Chaffra: Sure, there are always a few of those!  I think the key thing that separating all the modules out is then the lack of being able to quickly and easily see how the various inputs directly influence the big picture.  For instance, on the final NETD tool tweaking the pixel pitch input will change the NETD as expected, but if the photocurrent and dark current are not simultaneously adjusted to correspond to the new pixel size, it could lead to some unrealistic results.  Although, on the other hand, that is what the NETD equations predict for those inputs so in a theoretical sense the trends are correct even if the described system is unlikely.

  Another thing is just some updates such as including a ROIC tool.  A digital pixel model would be great there and prepare students for modern designs with these features.  Just an independent residual counter with its own noise terms complimenting the downstream digitizer would do that.

Photonics Project:  Yes, we have been thinking the same thing.  Maybe shortly.

Chaffra: Another good one we have discussed is a photo-diode model.  Any progress on posting up the DiodeModel?  I tried to make it simple and interactive for users to get a sense of dark current contributions and shape in a 2-diode model approximation. The model uses the ubiquitous Rule 07 for infrared detectors saturation dark current in reverse bias and the user can play with the shunt and series resistance parameters to see how they affect the IV curve.

Photonics Project: Hope to have it up when this interview goes live!

Chaffra:  The only other one I would mention is to chain the tools together to allow a full scenario evaluation at once.  I think that is an obvious step you must have considered.

Photonics Project:  Yes, it’s on the short list.  We may put that up on the GitHub once it is done.  So, any final comments on what’s next for you personally and professionally, and where you see taking the Imaging Division?

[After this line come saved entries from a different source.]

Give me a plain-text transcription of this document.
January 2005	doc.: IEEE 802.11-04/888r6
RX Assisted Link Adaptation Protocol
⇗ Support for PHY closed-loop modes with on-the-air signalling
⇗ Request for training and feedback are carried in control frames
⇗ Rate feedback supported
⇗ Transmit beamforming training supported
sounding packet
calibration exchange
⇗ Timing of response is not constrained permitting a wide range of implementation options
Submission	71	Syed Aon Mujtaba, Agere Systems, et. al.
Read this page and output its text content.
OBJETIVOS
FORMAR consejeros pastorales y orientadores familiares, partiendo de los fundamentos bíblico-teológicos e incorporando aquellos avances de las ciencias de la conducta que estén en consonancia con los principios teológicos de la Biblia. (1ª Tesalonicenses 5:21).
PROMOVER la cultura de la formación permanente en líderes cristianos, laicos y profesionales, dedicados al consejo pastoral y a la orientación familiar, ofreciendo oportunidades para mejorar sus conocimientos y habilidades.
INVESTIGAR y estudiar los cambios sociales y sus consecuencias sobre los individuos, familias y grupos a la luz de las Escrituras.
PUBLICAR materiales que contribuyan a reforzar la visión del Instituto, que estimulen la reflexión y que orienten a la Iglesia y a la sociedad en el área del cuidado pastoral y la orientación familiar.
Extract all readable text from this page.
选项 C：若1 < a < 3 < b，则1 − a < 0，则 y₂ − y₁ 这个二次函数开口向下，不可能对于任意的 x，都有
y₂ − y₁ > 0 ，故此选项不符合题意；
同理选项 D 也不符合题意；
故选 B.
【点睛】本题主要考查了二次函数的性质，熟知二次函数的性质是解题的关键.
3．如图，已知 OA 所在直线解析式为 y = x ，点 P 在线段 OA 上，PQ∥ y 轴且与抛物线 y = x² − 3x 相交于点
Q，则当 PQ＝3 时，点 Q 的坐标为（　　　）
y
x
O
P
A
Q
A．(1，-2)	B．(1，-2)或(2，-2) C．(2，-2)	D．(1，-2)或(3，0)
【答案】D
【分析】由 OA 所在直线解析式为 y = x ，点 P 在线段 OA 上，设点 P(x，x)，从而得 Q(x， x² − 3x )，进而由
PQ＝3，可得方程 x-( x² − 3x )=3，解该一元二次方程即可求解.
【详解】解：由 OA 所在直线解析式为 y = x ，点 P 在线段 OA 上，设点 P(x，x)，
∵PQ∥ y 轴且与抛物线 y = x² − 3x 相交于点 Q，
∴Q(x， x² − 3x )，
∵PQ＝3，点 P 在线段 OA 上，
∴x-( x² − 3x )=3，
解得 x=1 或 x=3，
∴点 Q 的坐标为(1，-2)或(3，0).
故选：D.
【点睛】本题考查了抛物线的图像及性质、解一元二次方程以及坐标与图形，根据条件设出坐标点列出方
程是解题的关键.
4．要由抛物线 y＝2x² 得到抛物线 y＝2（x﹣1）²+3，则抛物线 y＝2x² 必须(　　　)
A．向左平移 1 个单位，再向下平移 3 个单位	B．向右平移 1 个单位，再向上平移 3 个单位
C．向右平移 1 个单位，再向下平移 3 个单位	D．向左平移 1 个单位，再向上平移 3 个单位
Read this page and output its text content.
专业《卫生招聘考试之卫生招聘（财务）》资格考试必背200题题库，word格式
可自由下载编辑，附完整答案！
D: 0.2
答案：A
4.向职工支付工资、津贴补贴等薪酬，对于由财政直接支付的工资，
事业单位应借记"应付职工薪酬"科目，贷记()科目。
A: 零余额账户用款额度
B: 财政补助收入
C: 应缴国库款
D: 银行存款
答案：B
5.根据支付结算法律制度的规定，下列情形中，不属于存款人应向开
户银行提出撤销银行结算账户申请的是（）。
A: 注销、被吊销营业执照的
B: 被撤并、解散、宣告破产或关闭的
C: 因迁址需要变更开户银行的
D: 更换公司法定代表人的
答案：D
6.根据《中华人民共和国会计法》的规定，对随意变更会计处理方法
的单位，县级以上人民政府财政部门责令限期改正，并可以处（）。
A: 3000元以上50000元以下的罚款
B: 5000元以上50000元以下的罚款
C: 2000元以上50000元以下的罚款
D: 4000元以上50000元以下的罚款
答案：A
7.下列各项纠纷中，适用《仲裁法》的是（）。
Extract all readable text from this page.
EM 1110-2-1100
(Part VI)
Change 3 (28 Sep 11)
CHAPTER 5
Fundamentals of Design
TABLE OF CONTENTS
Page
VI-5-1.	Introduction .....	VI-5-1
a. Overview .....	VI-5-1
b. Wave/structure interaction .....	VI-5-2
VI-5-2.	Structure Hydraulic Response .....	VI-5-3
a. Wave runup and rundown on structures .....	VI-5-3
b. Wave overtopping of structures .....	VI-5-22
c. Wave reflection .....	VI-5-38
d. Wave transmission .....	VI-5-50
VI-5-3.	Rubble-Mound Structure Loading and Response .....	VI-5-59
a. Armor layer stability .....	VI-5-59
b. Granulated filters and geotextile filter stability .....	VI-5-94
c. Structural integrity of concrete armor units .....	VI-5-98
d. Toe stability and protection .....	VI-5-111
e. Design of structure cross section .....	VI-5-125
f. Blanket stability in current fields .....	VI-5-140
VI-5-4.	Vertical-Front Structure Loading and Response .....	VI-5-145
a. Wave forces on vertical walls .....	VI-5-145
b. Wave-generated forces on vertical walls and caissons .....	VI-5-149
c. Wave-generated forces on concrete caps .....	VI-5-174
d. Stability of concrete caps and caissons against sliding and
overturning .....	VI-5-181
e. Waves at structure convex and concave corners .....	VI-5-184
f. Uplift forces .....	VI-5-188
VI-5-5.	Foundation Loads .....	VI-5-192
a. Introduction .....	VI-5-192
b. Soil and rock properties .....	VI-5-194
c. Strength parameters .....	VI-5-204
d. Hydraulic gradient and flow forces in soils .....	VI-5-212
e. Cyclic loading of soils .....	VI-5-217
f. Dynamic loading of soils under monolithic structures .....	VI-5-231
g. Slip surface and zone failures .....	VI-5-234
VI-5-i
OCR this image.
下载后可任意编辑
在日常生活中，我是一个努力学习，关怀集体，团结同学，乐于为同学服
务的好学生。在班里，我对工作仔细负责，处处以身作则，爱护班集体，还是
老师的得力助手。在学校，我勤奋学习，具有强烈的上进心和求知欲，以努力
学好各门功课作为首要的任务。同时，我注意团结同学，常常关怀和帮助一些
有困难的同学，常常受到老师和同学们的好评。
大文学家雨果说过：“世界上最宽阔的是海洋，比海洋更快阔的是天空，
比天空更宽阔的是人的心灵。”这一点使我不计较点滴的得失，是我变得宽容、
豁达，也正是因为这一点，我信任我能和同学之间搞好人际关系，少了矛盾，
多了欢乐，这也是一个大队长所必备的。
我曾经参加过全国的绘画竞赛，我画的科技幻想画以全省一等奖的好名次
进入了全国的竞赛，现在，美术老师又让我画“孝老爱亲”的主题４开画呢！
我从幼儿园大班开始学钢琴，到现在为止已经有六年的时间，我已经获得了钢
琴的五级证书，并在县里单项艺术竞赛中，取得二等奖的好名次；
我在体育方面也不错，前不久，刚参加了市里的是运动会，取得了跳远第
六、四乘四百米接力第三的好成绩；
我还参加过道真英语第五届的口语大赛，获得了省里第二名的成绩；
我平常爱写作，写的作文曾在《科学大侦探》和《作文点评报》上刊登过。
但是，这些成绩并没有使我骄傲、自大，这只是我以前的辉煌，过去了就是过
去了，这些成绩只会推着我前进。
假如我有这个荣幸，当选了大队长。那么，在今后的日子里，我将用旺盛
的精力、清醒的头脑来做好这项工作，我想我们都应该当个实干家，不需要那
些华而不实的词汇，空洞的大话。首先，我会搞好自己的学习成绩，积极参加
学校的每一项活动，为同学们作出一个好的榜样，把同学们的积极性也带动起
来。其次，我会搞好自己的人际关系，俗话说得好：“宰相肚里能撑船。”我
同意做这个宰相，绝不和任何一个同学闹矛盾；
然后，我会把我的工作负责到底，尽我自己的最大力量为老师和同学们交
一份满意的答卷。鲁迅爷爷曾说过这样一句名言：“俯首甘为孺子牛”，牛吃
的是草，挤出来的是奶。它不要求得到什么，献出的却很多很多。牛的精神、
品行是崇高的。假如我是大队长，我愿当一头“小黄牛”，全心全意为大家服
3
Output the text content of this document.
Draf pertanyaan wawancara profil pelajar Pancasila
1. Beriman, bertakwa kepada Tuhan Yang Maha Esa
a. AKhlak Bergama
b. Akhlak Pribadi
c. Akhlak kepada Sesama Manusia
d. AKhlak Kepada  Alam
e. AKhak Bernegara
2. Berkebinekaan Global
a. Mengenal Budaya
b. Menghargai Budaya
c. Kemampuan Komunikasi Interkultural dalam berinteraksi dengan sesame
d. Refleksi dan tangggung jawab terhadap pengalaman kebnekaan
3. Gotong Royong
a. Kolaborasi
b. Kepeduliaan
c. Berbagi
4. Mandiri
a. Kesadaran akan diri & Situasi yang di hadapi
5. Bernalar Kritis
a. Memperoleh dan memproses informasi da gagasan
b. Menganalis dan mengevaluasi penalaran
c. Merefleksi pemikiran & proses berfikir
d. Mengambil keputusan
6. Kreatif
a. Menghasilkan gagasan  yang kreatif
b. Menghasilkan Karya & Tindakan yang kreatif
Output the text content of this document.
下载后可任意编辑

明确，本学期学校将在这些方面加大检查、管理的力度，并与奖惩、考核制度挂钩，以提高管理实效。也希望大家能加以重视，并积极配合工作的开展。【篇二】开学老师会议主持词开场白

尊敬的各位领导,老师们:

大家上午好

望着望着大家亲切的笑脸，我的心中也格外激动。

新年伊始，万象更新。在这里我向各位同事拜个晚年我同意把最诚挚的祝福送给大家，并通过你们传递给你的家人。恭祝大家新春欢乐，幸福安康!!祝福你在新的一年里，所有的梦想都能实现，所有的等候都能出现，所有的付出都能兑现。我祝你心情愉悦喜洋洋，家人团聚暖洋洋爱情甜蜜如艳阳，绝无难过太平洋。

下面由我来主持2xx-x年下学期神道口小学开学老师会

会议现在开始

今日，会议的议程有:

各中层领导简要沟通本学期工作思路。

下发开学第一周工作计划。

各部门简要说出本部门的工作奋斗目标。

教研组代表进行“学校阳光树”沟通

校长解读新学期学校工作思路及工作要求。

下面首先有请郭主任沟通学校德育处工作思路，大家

Chaffra: Actually, my kids are taking some music course now and hear my son playing piano, and I think having an outlet like that could be fun and relaxing.  So, I have been trying keyboard a little bit and considering maybe guitar.  Physically playing the music is more engaging than just listening and is gratifying. 

  For the Imaging Division, continuing to grow the business is key and I see a ton of applications continuing to open-up in a variety of commercial and other sectors.  We will be looking at several opportunities to expand into new areas for us, as well as advancing our current products to the next level of sophistication and automation.

Photonics Project: Fantastic, Thanks again!